Additionally, according to the provisions at point a, Clause 2, Article 38 of the Labor Code, when unilaterally terminating a fixed-term labor contract, the employer must notify the employee at least 45 days in advance. Therefore, your company also violates the regulations on the notice period for terminating the labor contract with the employee.

Therefore, according to the provisions of Article 41 of the Labor Code, the company's unilateral termination of the labor contract is unlawful, and the company must fulfill the obligations prescribed in Article 42 of the Labor Code:

“Article 42. Obligations of the employer when unilaterally terminating the labor contract illegally:

  1. Must reinstate the employee to the agreed labor contract position and pay wages, social insurance, and health insurance for the days the employee did not work plus at least 02 months' salary as stated in the labor contract.

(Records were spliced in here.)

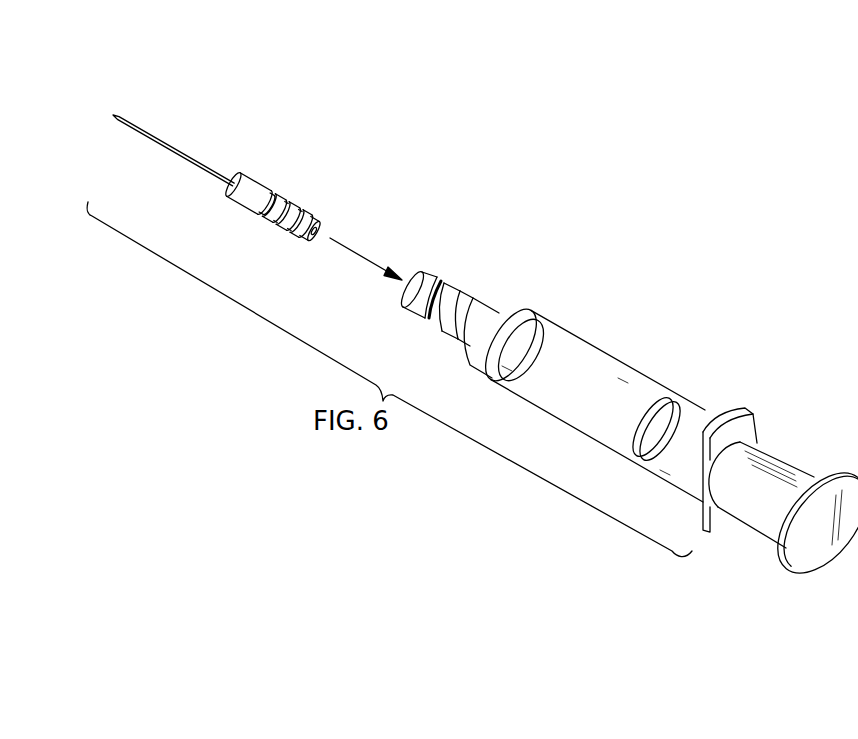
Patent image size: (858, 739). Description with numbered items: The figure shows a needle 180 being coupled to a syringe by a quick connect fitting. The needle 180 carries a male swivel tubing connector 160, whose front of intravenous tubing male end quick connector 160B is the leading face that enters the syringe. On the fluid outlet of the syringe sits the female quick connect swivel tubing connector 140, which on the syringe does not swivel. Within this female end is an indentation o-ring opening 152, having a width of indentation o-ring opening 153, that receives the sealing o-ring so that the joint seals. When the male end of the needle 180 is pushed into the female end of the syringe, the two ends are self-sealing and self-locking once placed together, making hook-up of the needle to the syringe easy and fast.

The needle 180 is at (158, 133).
The male swivel tubing connector 160 is at (285, 192).
The front of intravenous tubing male end quick connector 160B is at (312, 213).
The female quick connect swivel tubing connector 140 is at (435, 273).
The indentation o-ring opening 152 is at (445, 276).
The width of indentation o-ring opening 153 is at (447, 278).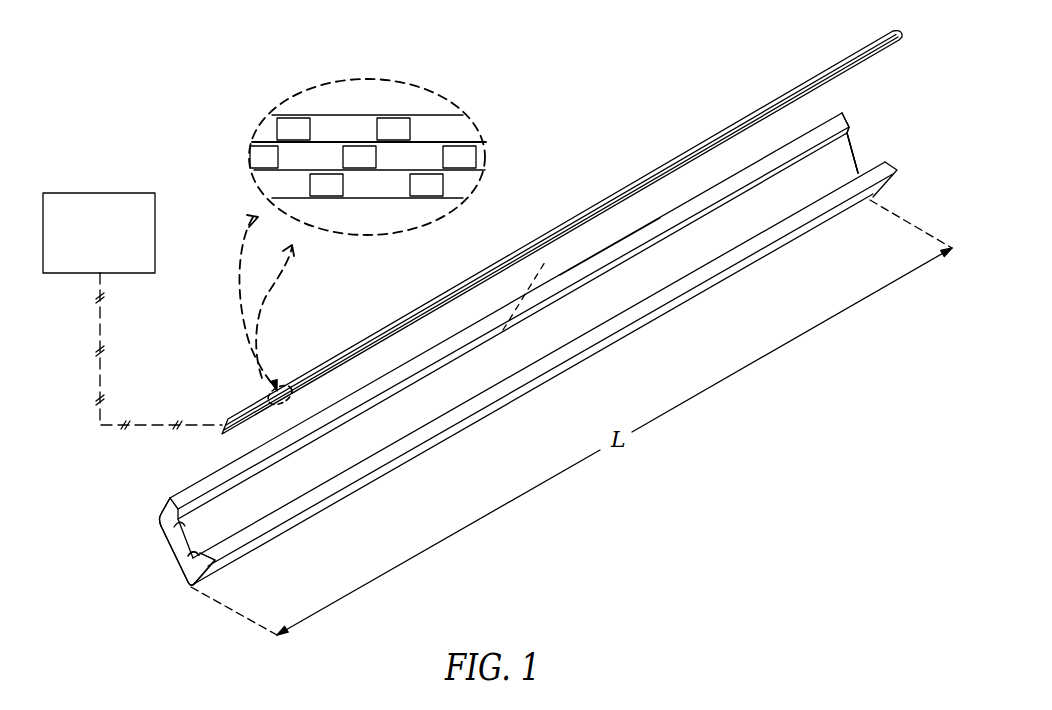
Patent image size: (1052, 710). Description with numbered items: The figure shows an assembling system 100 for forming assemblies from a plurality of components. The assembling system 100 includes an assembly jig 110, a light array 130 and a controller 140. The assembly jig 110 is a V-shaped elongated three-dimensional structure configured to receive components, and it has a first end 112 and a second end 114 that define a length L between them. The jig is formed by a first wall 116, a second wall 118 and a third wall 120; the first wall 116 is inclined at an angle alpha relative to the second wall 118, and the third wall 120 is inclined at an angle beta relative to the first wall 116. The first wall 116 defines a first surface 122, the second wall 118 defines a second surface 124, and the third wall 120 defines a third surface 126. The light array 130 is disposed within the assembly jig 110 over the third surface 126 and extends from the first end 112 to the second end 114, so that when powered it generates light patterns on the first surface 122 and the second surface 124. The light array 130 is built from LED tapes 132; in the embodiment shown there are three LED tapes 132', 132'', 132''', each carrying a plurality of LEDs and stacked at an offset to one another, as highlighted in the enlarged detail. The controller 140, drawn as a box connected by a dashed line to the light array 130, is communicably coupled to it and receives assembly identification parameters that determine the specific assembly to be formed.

  2. If the employee does not want to continue working, in addition to the compensation provided for in Clause 1 of this Article, the employer must pay severance according to the provisions of Article 48 of this Code.

  3. If the employer does not want to reinstate the employee and the employee agrees, in addition to the compensation provided for in Clause 1 of this Article and severance under the provisions of Article 48 of this Code, the parties shall agree on additional compensation, but it must be at least 02 months' salary as stated in the labor contract to terminate the labor contract.

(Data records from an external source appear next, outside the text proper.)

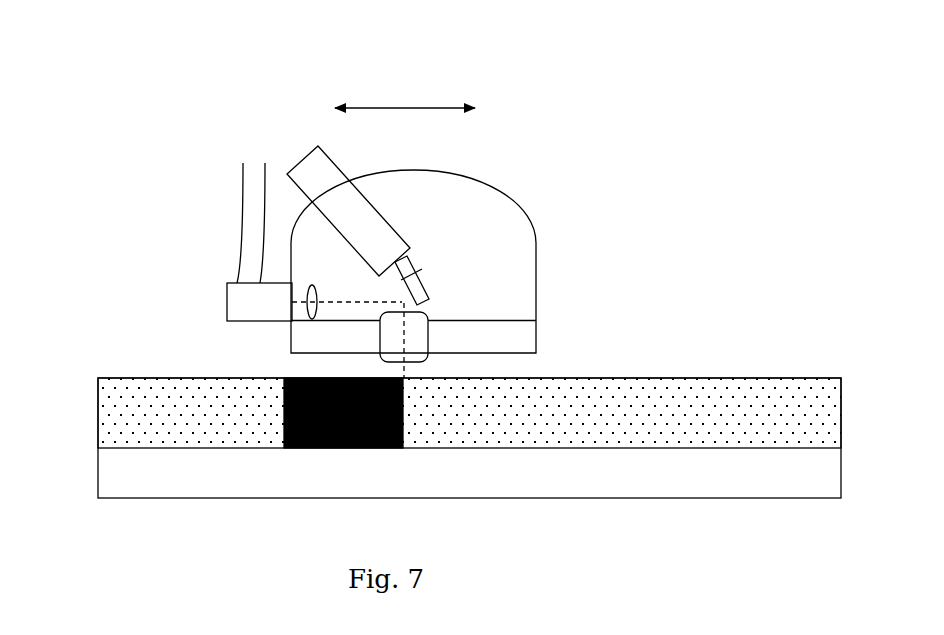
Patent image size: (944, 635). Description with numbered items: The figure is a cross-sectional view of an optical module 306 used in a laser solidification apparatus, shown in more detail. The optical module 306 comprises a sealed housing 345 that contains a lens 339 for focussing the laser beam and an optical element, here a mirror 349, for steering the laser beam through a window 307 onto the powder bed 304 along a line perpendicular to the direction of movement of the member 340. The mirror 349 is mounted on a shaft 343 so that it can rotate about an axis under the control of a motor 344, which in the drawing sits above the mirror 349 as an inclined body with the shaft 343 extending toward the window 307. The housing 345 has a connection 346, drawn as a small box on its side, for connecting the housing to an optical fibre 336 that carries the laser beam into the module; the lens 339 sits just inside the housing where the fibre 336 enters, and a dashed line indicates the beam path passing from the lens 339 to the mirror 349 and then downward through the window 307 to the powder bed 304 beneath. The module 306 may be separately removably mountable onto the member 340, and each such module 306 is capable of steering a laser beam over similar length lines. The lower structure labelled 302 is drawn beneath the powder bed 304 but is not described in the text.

The substrate 302 is at (148, 477).
The powder bed 304 is at (118, 403).
The optical module 306 is at (287, 132).
The window 307 is at (428, 320).
The optical fibre 336 is at (242, 193).
The lens 339 is at (308, 287).
The member 340 is at (503, 347).
The shaft 343 is at (403, 264).
The motor 344 is at (337, 182).
The sealed housing 345 is at (538, 248).
The connection 346 is at (233, 287).
The mirror 349 is at (402, 288).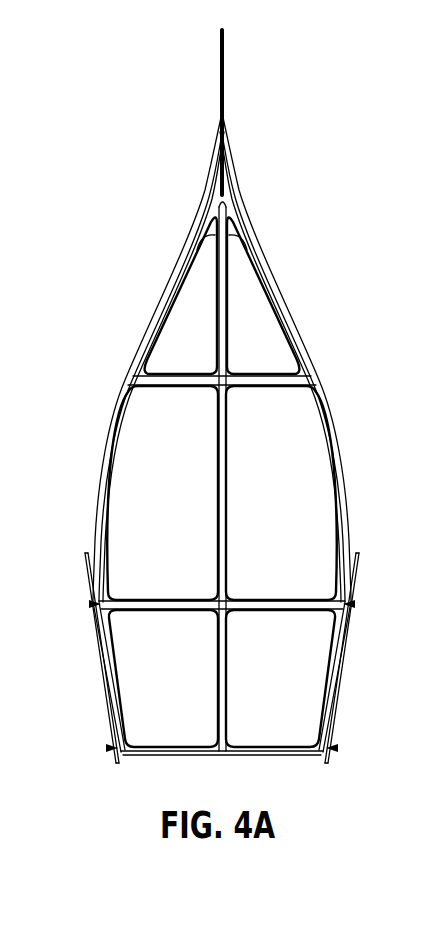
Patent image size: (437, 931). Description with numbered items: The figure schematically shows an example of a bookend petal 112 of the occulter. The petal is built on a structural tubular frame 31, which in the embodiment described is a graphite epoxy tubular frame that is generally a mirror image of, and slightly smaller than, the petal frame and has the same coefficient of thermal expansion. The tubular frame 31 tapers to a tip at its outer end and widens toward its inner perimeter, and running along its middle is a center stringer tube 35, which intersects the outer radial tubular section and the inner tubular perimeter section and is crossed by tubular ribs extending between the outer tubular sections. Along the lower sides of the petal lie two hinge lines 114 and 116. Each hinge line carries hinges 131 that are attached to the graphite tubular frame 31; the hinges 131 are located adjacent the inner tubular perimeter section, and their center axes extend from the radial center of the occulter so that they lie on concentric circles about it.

The bookend petal 112 is at (309, 289).
The tubular frame 31 is at (310, 380).
The center stringer tube 35 is at (223, 470).
The hinge line 114 is at (103, 678).
The hinge line 116 is at (342, 678).
The hinge 131 is at (92, 604).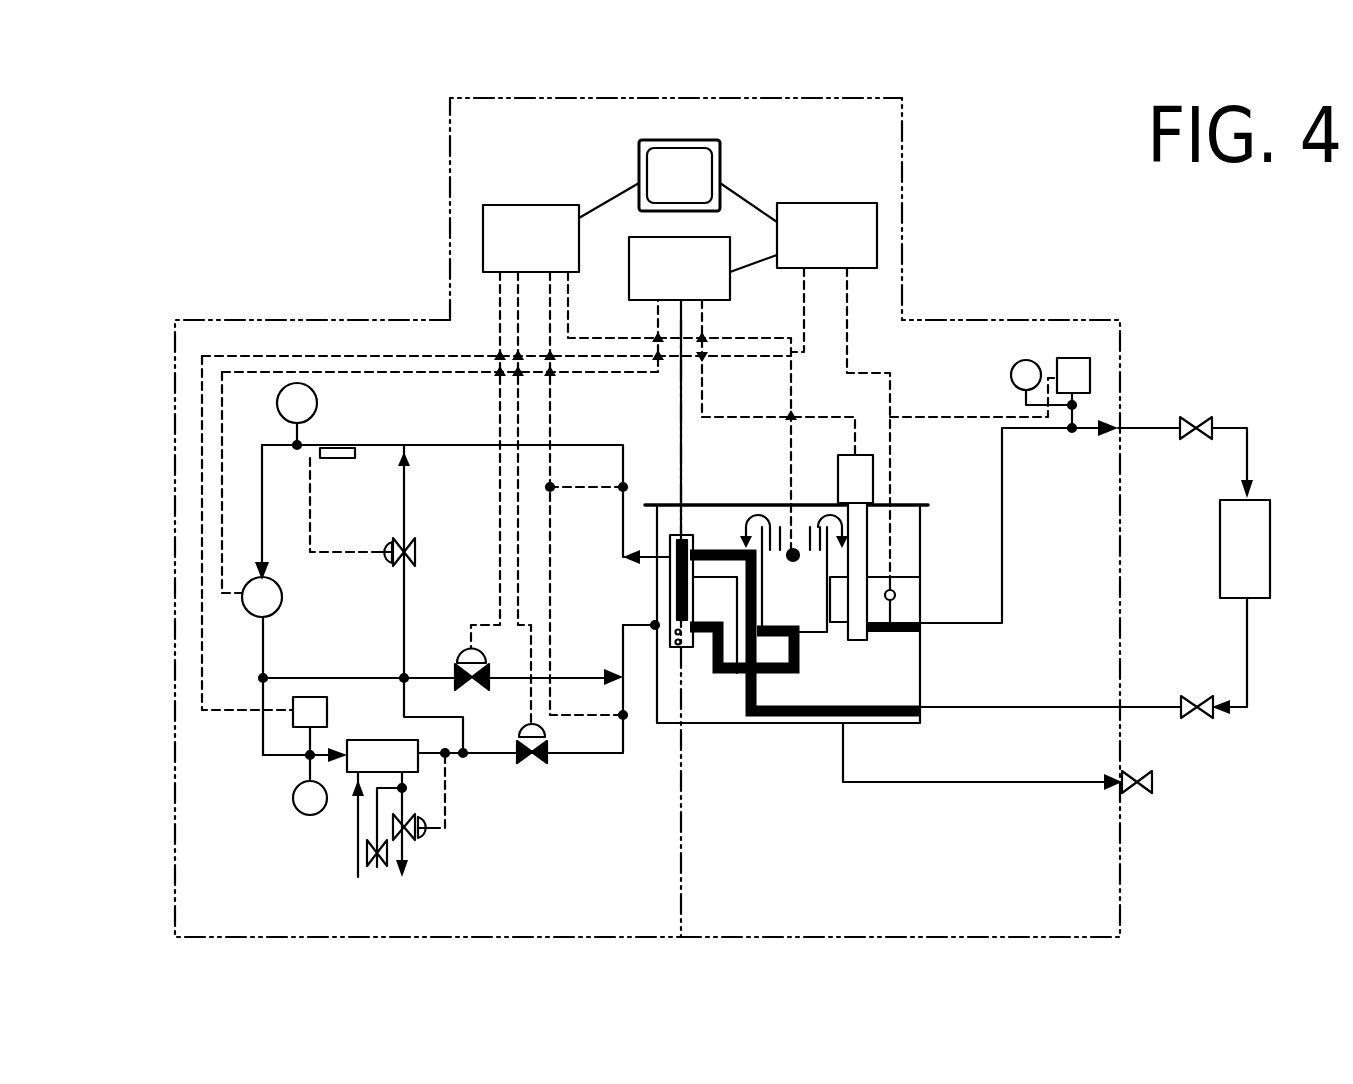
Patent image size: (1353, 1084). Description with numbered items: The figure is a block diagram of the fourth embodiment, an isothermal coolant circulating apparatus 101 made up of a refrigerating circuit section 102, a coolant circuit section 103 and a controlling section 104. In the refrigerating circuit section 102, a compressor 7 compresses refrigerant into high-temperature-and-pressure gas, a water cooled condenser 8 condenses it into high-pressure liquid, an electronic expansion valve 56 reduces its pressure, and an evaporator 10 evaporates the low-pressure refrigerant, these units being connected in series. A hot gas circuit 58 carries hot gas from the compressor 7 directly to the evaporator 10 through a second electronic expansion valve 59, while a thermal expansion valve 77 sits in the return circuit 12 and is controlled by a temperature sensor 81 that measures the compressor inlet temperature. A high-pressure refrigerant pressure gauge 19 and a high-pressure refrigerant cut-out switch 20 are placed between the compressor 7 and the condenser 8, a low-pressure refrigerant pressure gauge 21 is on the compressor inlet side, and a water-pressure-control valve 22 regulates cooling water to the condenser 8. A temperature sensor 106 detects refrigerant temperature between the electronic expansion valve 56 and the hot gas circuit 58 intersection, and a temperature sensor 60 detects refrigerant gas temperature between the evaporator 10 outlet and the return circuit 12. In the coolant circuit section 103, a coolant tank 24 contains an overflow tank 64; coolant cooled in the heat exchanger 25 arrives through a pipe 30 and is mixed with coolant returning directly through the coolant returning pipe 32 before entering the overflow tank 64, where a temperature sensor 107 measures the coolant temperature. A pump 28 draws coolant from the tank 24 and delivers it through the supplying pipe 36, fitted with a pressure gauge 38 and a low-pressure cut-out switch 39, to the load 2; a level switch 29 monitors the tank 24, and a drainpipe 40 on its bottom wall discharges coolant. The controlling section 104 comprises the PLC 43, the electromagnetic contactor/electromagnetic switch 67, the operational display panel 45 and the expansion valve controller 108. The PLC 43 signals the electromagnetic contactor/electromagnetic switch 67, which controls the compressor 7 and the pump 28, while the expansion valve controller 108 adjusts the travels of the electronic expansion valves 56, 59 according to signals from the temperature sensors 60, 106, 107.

The load 2 is at (1256, 568).
The compressor 7 is at (252, 618).
The condenser 8 is at (381, 740).
The evaporator 10 is at (681, 535).
The return circuit 12 is at (404, 637).
The high-pressure refrigerant pressure gauge 19 is at (293, 798).
The high-pressure refrigerant cut-out switch 20 is at (292, 712).
The low-pressure refrigerant pressure gauge 21 is at (317, 401).
The water-pressure-control valve 22 is at (426, 838).
The coolant tank 24 is at (917, 660).
The heat exchanger 25 is at (685, 647).
The pump 28 is at (848, 456).
The level switch 29 is at (897, 598).
The pipe 30 is at (733, 678).
The coolant returning pipe 32 is at (1028, 707).
The supplying pipe 36 is at (1003, 492).
The pressure gauge 38 is at (1025, 360).
The low-pressure cut-out switch 39 is at (1071, 358).
The drainpipe 40 is at (1024, 783).
The PLC 43 is at (848, 258).
The operational display panel 45 is at (700, 198).
The electronic expansion valve 56 is at (532, 763).
The hot gas circuit 58 is at (300, 677).
The electronic expansion valve 59 is at (462, 650).
The temperature sensor 60 is at (621, 489).
The overflow tank 64 is at (790, 540).
The electromagnetic contactor/electromagnetic switch 67 is at (700, 291).
The thermal expansion valve 77 is at (388, 563).
The temperature sensor 81 is at (341, 460).
The isothermal coolant circulating apparatus 101 is at (1085, 140).
The refrigerating circuit section 102 is at (298, 308).
The coolant circuit section 103 is at (1134, 310).
The controlling section 104 is at (912, 196).
The temperature sensor 106 is at (625, 718).
The temperature sensor 107 is at (795, 562).
The expansion valve controller 108 is at (559, 266).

  4. If there is no longer the position or job specified in the labor contract and the employee still wants to work, then apart from the compensation provided for in Clause 1 of this Article, the parties shall negotiate to amend and supplement the labor contract.

  5. If the violation is related to the notice period, compensation must be paid to the employee equal to the salary for the days not notified.”

Thus, depending on the agreement and negotiation between you and the company regarding whether to continue working or not, the company will resolve your benefits in each specific case as prescribed above.